# Sawmill ??? - Lumber Smith



## akhomesteader (Jan 5, 2006)

I'm thinking of getting a sawmill (band saw type), and need to have it light weight because I live in the bush, have to charter a small plane to fly it to the lake, and then haul it with a 4-wheeler trailer to my cabin site. Also needs to be relatively inexpensive. I'm considering the *Lumber Smith*. Anybody have any experience with this. 
Thank you,
Jenny


----------



## texican (Oct 4, 2003)

Haven't seen that brand before. I'd research online others experiences. I'd look at what the guys at the forestryforum.com have to say.

Imho, I'd go with a well known name brand, like Woodmizer, get an LT-10, a close equivalent for close to the same amount of money, use it to build your cabin, and when you have no further use for it, sell it on Craigslist. Woodmizers only last a day or two at most listed, before someone snags them. You could recoup most of your original cost by selling (as long as you don't crater the mill).

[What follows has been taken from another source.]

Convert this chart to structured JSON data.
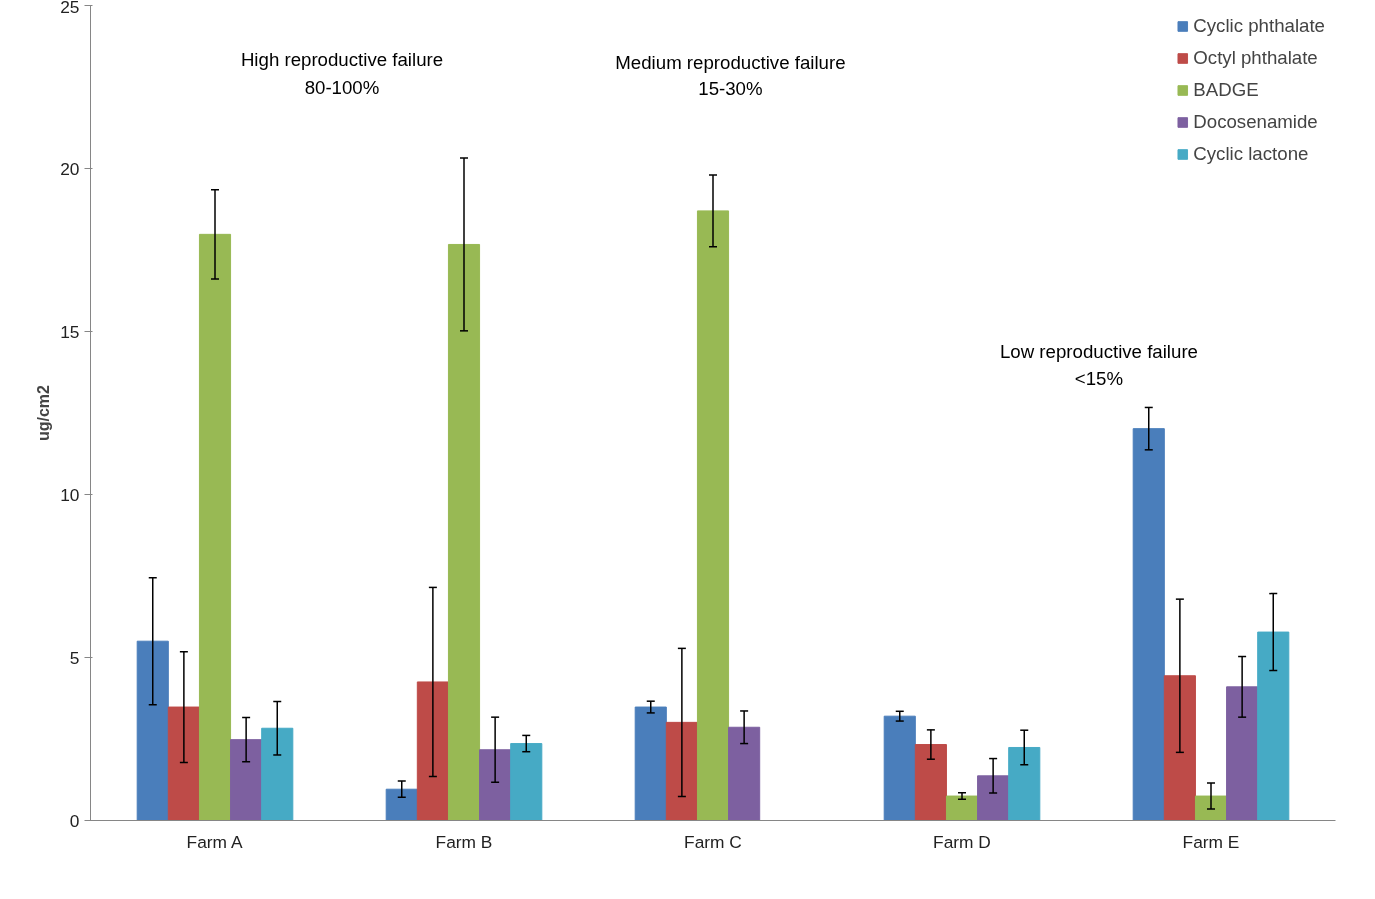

It's always easier selling a name brand item than an off brand.

With an LT-10, you can add unlimited sections to cut whatever length tree you want. I have two extensions on my LT-15 so I can cut out to 31.75'.


----------



## Post_Oakie (Aug 20, 2012)

What are you planning to cut? How much, and what size? I have looked at the Lumber Smith. It is the most portable of the band saw mills, but is extremely limited in the size of log it can handle, and the frame holding the bandwheels was not as rigid as I would like. It is probably the only band saw you could move with a small plane, but you still need a way to transport a track, or build one out in the bush. Have you considered a chain saw mill? A lot of people in the North use them precisely because they are so easily portable and the chain saw can be used for cutting down the trees as well as milling. Norwood has one called the "Porta-mill" that uses an aluminum ladder for a track.


----------



## DogDriver (Apr 15, 2011)

I have a chainsaw mill called the jobber 100 it brakes down nice and small, and has 14 foot rails. I have had it for years and it has built a couple cabins for me. The reason I purchased it was because like you all my work is done miles from roads so portability was key. Though I do know the sell a bandsaw version that you might want to look into.
The rails are each 7 feet long so you could most likely tie them to the side of the floats if you are chartering a float plane.


----------



## bigmoose (Apr 1, 2010)

I have never used the lumbersmith, i do have a timberking 1220 and a portable cahinsaw mill. If the lumbersmith rides on theose board as pictured it may dive in the cut when you hit a knot or in the dense part of the heart of the log. If those boards giv any at all it will make a wayvy cut. I dont know if that matters foe what your intended use is but I have seen my timberking do it when it hits knots but its from the blade being pulled down and not the frame. Have you reaserched any of the proitable chinsaw mills?


----------